Syukur-syukur seperti itu memang memberikan manfaat
bagi orang banyak. Tapi, kebanyakannya justru menjadi parasit. Jaman sekarang
bukanlah eranya kolektivitas. Pragmatisme dan individualis laissez faire adalah
semangat hari ini.
Perasaan mual memang cukup mendominasi tahun-tahun
belakangan ini. Namun bukan berarti pengalaman yang memunculkan antusiasme
tidak ada sama sekali. Setidaknya setelah aku pindah ke wilayah liputan yang
baru belum lama ini muncul sedikit antusiasme. Hal itu dipicu pertemuan dengan
beberapa rekan media dalam beberapa minggu terakhir.
Berkenalan dengan beberapa rekan baru, ternyata ada
yang masih memiliki semangat mencari berita. Seringkali turun ke lapangan
bersama-sama, ke dinas pemerintahan, maupun ke pelosok kota. Dalam momen-momen
seperti itu, tidak terdengar keluhan tidak ada pemberian ‘uang transportasi’
dari narasumber yang kami datangi. Justru diskusi mengenai berita yang justru
muncul; bagaimana angle yang akan dikemas? tujuan apa yang ingin diraih dari
berita yang sudah dibuat? Bagaimana latar belakang sebuah peristiwa/fenomena
yang kami hadapi? Cukup menyenangkan. Mencari berita masih menjadi perhatian
mereka. Bukan uang, bukan gratifikasi. Dan di zaman seperti ini, diskusi di
luar bingkai urusan pragmatis adalah barang mahal.
Ini berbeda dengan pengalamanku di daerah lainnya. Pengalamanku
sebelum-sebelumnya memang memprihatinkan. Umumnya pekerja media hanya
disibukkan oleh satu urusan; bagaimana caranya mendapatkan uang pada hari ini.
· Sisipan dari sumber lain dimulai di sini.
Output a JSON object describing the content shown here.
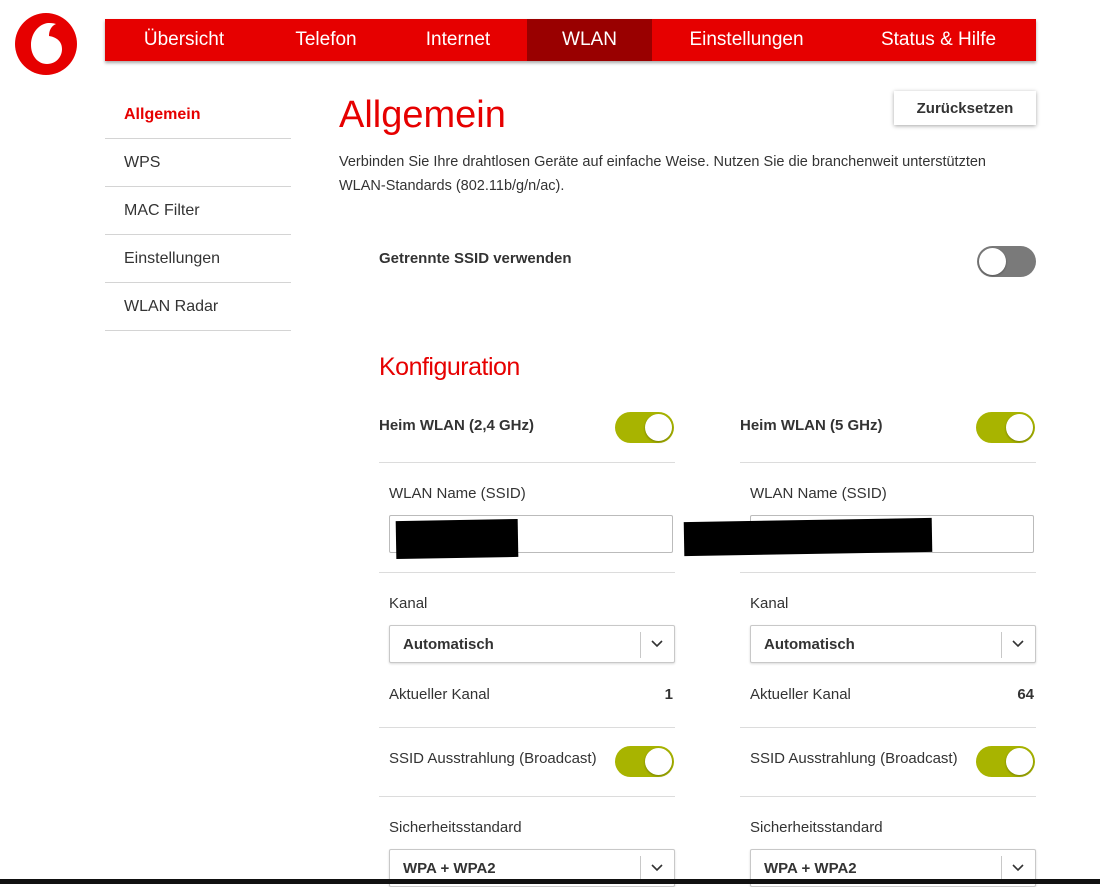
{
  "colors": {
    "brand_red": "#e60000",
    "active_tab": "#990000",
    "toggle_on": "#a8b400",
    "toggle_off": "#7a7a7a"
  },
  "logo": {
    "icon": "vodafone-logo-icon"
  },
  "nav": {
    "tabs": [
      {
        "label": "Übersicht"
      },
      {
        "label": "Telefon"
      },
      {
        "label": "Internet"
      },
      {
        "label": "WLAN",
        "active": true
      },
      {
        "label": "Einstellungen"
      },
      {
        "label": "Status & Hilfe"
      }
    ]
  },
  "sidebar": {
    "items": [
      {
        "label": "Allgemein",
        "active": true
      },
      {
        "label": "WPS"
      },
      {
        "label": "MAC Filter"
      },
      {
        "label": "Einstellungen"
      },
      {
        "label": "WLAN Radar"
      }
    ]
  },
  "page": {
    "title": "Allgemein",
    "reset_label": "Zurücksetzen",
    "description": "Verbinden Sie Ihre drahtlosen Geräte auf einfache Weise. Nutzen Sie die branchenweit unterstützten WLAN-Standards (802.11b/g/n/ac).",
    "separate_ssid": {
      "label": "Getrennte SSID verwenden",
      "enabled": false
    }
  },
  "config": {
    "title": "Konfiguration",
    "bands": [
      {
        "header": "Heim WLAN (2,4 GHz)",
        "enabled": true,
        "ssid_label": "WLAN Name (SSID)",
        "ssid_value": "",
        "channel_label": "Kanal",
        "channel_value": "Automatisch",
        "current_channel_label": "Aktueller Kanal",
        "current_channel": "1",
        "broadcast_label": "SSID Ausstrahlung (Broadcast)",
        "broadcast_enabled": true,
        "security_label": "Sicherheitsstandard",
        "security_value": "WPA + WPA2"
      },
      {
        "header": "Heim WLAN (5 GHz)",
        "enabled": true,
        "ssid_label": "WLAN Name (SSID)",
        "ssid_value": "",
        "channel_label": "Kanal",
        "channel_value": "Automatisch",
        "current_channel_label": "Aktueller Kanal",
        "current_channel": "64",
        "broadcast_label": "SSID Ausstrahlung (Broadcast)",
        "broadcast_enabled": true,
        "security_label": "Sicherheitsstandard",
        "security_value": "WPA + WPA2"
      }
    ]
  }
}
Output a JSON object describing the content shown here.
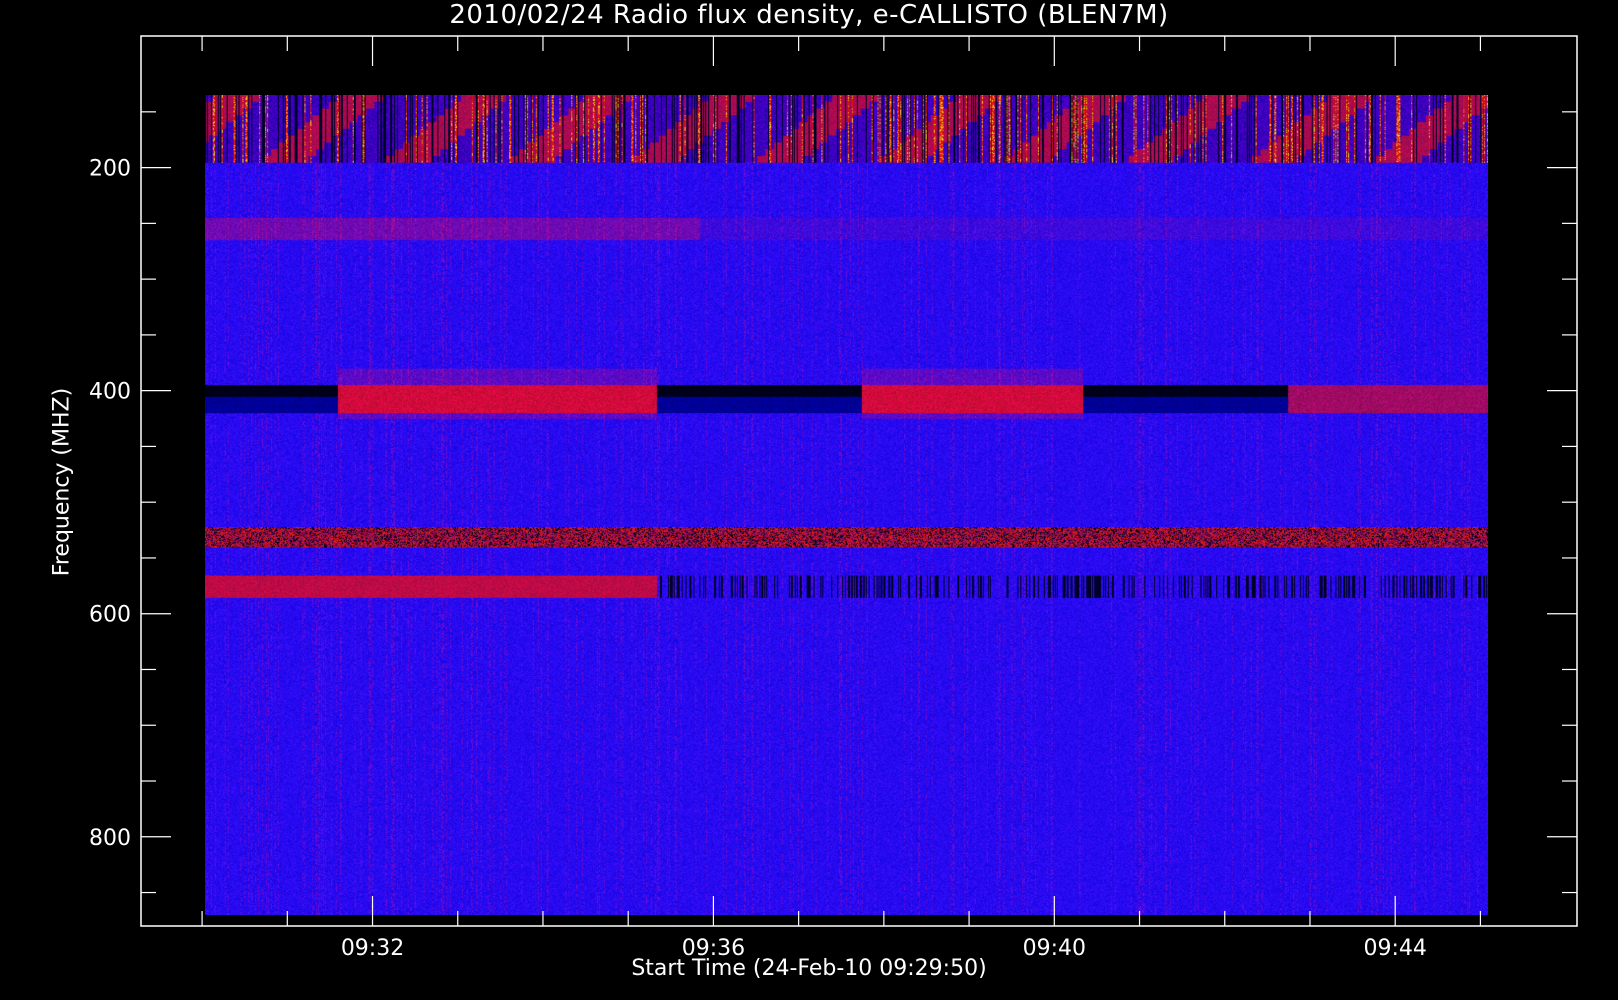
{
  "chart_data": {
    "type": "heatmap",
    "title": "2010/02/24  Radio flux density, e-CALLISTO (BLEN7M)",
    "xlabel": "Start Time (24-Feb-10 09:29:50)",
    "ylabel": "Frequency (MHZ)",
    "x_tick_labels": [
      "09:32",
      "09:36",
      "09:40",
      "09:44"
    ],
    "x_ticks_minutes": [
      2.1667,
      6.1667,
      10.1667,
      14.1667
    ],
    "x_range_minutes": [
      -0.55,
      16.3
    ],
    "data_range_minutes": [
      0.2,
      15.25
    ],
    "y_tick_labels": [
      "200",
      "400",
      "600",
      "800"
    ],
    "y_ticks": [
      200,
      400,
      600,
      800
    ],
    "ylim": [
      880,
      82
    ],
    "data_freq_range": [
      870,
      135
    ],
    "y_inverted": true,
    "colormap": [
      "#000000",
      "#0000ff",
      "#800000",
      "#ff0000",
      "#ffff00"
    ],
    "background_color": "#0a0af0",
    "features": [
      {
        "band": "400 MHz",
        "segments": [
          {
            "start": 0.2,
            "end": 1.75,
            "level": "low"
          },
          {
            "start": 1.75,
            "end": 5.5,
            "level": "high"
          },
          {
            "start": 5.5,
            "end": 7.9,
            "level": "low"
          },
          {
            "start": 7.9,
            "end": 10.5,
            "level": "high"
          },
          {
            "start": 10.5,
            "end": 12.9,
            "level": "low"
          },
          {
            "start": 12.9,
            "end": 15.25,
            "level": "high"
          }
        ]
      },
      {
        "band": "530 MHz",
        "level": "high"
      },
      {
        "band": "575 MHz",
        "level": "high",
        "fades_after": 5.5
      },
      {
        "band": "255 MHz",
        "level": "medium",
        "fades_after": 6.0
      },
      {
        "band": "135-195 MHz",
        "level": "bursty"
      }
    ]
  }
}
Seperti seorang kepala “pokja wartawan kepolisian”
di tempat liputanku dulu yang menyampaikan, bahwa kapolres sekarang sudah baik.
Berbeda ketika sang kapolres baru menjabat--sekitar dua bulan lalu--yang
dinilainya tidak baik. Lalu, apa ukuran baiknya? Sang kapolres sudah mau
memberikan uang bulanan ke kas pokja, katanya. Sungguh menyesakkan.
Independensi hanyalah mitos beraroma tai kuda seperti di Jalan Ganesha Bandung.
Hubungan antar manusia hanyalah sejauh seberapa besar mediasi uang yang ada di
antaranya.
Tapi, sekali lagi, mungkin memang seperti itu
cerminan zaman ini.
Zaman dimana uang sudah semakin merasuk ke relung
kehidupan manusia yang paling dalam. Zaman ketika kebutuhan manusia harus dimediasi
oleh uang, karena terhalangnya akses terhadap sarana produksi subsisten serta
kompleksnya penguasaan sumber daya untuk tujuan akumulasi kapital, dimana
persaingan bisnis menjadi panglimanya. Namun dampaknya, kita dituntut untuk
mencari celah dimana pundi-pundi mata uang mengalir. Tidak perduli bila aliran
uang itu mencoreng martabat, memperbudak, melunturkan kemanusiaan, atau
bersifat melecehkan sekalipun.Yang penting bisa menghasilkan uang.
Memikirkan kondisi itu, kerap muncul pikiran bahwa kita
menjadi budak atas kebutuhan kita bertahan hidup. Kita menjadi budak atas
keinginan kita mengakumulasikan sebanyak mungkin pendapatan kita. Kita menjadi
budak atas logika yang mendasari bagaimana sistem kemasyarakatan saat ini
berjalan.
Mengingat semua itu bagiku melelahkan. Namun
setidaknya aku ingin menikmati momen saat ini. Momen ketika antusiasme masih
menunjukkan sedikit denyutnya karena dipicu oleh pembahasan ide-ide, penerjemahan
imaji, dan beberapa petualangan di lapangan.